Der Bedarf und die Ein­satz­mög­lich­kei­ten für psy­cho­so­ma­ti­sche Medi­zin sind rie­sig, schil­dert Faze­kas. Über 500.000 Men­schen in Öster­reich könn­ten von einer psy­cho­so­ma­ti­schen Behand­lung pro­fi­tie­ren, schließ­lich lei­den etwa sie­ben von zehn Frauen und sechs von zehn Män­nern an zumin­dest einer chro­ni­schen Krankheit.
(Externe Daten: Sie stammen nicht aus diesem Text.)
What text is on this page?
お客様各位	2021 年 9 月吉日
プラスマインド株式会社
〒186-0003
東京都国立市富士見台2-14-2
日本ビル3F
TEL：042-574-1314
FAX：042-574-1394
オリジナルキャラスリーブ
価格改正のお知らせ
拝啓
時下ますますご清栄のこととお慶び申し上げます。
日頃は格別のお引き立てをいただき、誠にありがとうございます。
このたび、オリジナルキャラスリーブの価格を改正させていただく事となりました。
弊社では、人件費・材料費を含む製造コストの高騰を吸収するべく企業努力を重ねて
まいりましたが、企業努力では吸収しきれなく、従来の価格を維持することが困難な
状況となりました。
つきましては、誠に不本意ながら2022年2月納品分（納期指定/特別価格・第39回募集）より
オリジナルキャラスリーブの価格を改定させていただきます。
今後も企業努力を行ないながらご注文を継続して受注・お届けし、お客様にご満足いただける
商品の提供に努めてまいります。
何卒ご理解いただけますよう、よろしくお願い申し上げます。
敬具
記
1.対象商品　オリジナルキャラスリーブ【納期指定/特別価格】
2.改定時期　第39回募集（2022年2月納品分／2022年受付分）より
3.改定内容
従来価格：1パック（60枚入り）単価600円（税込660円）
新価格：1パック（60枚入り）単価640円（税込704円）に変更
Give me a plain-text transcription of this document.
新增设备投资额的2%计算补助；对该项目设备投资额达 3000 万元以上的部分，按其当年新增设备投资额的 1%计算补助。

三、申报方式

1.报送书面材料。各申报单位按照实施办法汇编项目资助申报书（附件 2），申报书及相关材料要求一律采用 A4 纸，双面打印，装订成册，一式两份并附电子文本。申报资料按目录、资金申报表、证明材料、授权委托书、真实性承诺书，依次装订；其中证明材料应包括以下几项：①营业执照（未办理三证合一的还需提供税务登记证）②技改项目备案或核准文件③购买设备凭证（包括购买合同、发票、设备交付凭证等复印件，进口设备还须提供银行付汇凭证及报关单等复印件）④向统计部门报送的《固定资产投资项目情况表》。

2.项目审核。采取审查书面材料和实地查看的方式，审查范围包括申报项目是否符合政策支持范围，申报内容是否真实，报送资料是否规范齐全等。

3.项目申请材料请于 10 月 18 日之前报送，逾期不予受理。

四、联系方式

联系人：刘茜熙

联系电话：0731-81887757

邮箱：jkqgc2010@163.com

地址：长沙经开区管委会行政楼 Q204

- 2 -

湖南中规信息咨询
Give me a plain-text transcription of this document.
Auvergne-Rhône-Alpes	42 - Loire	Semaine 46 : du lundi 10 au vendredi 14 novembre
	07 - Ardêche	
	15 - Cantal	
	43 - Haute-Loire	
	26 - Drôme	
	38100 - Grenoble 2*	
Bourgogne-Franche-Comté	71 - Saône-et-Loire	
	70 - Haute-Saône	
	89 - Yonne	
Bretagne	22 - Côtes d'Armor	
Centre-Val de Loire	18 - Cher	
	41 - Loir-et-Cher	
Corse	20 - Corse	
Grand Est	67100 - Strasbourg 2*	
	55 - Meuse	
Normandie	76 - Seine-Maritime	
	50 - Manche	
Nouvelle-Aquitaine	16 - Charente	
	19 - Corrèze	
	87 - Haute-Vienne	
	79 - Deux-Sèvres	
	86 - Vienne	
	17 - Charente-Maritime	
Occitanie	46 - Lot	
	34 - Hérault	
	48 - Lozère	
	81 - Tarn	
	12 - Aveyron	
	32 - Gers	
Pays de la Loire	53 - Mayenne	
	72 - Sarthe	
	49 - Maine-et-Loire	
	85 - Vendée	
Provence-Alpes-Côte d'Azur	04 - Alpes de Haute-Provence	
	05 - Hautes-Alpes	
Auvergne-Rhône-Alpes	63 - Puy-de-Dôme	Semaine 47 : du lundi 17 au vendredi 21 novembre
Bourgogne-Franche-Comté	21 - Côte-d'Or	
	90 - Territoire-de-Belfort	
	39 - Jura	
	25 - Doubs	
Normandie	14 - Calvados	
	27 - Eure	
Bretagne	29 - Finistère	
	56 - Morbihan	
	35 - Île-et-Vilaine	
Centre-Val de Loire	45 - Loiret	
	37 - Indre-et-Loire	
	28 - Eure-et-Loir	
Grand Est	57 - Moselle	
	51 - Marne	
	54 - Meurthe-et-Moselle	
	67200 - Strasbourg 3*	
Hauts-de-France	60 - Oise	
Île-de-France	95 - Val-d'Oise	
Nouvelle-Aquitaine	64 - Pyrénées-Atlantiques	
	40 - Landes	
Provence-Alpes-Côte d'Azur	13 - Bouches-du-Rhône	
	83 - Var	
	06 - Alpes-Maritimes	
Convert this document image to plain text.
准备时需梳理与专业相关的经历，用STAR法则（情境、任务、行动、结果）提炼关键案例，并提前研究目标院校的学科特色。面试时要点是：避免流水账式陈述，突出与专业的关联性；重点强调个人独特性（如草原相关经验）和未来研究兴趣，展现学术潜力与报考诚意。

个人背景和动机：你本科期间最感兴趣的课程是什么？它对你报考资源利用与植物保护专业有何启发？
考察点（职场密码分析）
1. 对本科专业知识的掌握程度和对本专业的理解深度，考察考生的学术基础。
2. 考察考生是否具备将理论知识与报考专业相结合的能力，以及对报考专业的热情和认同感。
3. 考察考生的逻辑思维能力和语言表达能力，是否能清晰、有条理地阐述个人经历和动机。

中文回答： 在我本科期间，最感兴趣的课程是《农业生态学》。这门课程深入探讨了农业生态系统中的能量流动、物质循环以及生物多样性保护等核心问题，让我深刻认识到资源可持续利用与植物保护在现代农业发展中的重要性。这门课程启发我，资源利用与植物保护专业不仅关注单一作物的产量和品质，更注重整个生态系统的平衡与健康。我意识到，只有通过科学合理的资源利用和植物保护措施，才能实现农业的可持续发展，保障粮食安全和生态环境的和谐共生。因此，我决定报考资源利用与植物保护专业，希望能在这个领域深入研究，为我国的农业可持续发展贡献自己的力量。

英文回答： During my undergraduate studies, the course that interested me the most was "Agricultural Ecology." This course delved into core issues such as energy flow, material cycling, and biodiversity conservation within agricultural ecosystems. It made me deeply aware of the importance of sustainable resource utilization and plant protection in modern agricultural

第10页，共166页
„Stu­dien zufolge benö­ti­gen wir in Öster­reich 1.500 zusätz­li­che Ärzte, die in psy­cho­so­ma­ti­scher Medi­zin firm sind. Es liegt nun an den Trä­gern, die not­wen­di­gen Stät­ten ein­zu­rich­ten. So las­sen sich durch psy­cho­so­ma­ti­sche Medi­zin nicht nur die Behand­lung ver­bes­sern, son­dern auch die Berufs­zu­frie­den­heit der Ärzte stei­gern“, sagt Faze­kas. Sechs Anträge auf Ein­rich­tung von Spe­zia­li­sie­rungs­stät­ten seien von ein­zel­nen Trä­gern bereits ein­ge­bracht worden.

Aus­wir­kun­gen in der Praxis

Eve­lyn Kunschitz, Ober­ärz­tin an der Kar­dio­lo­gi­schen Abtei­lung im Hanusch-Kran­­ken­haus und Lei­te­rin des Schwer­punk­tes Psy­cho­kar­dio­lo­gie ver­deut­licht die Aus­wir­kun­gen in der Pra­xis: „Der Bereich Psy­cho­kar­dio­lo­gie eig­net sich sehr gut, um nach­voll­zieh­bar zu machen, wie es im sta­tio­nä­ren als auch im ambu­lan­ten Bereich kon­kret mög­lich ist, kör­per­lich ori­en­tierte Medi­zin so zu betrei­ben, dass auch psy­chi­sche und soziale, aber auch kul­tu­relle Aspekte gezielt in die Behand­lung ein­be­zo­gen wer­den kön­nen“, sagt sie. „Psy­cho­so­ma­ti­sche Medi­zin, kli­ni­sche Psy­cho­lo­gie und Psy­cho­the­ra­pie ver­ste­hen wir als wich­tige Ergän­zung der bio­me­di­zi­ni­schen Hoch­leis­tungs­me­di­zin im Kran­ken­haus“, beschreibt Kunschitz das Einsatzgebiet.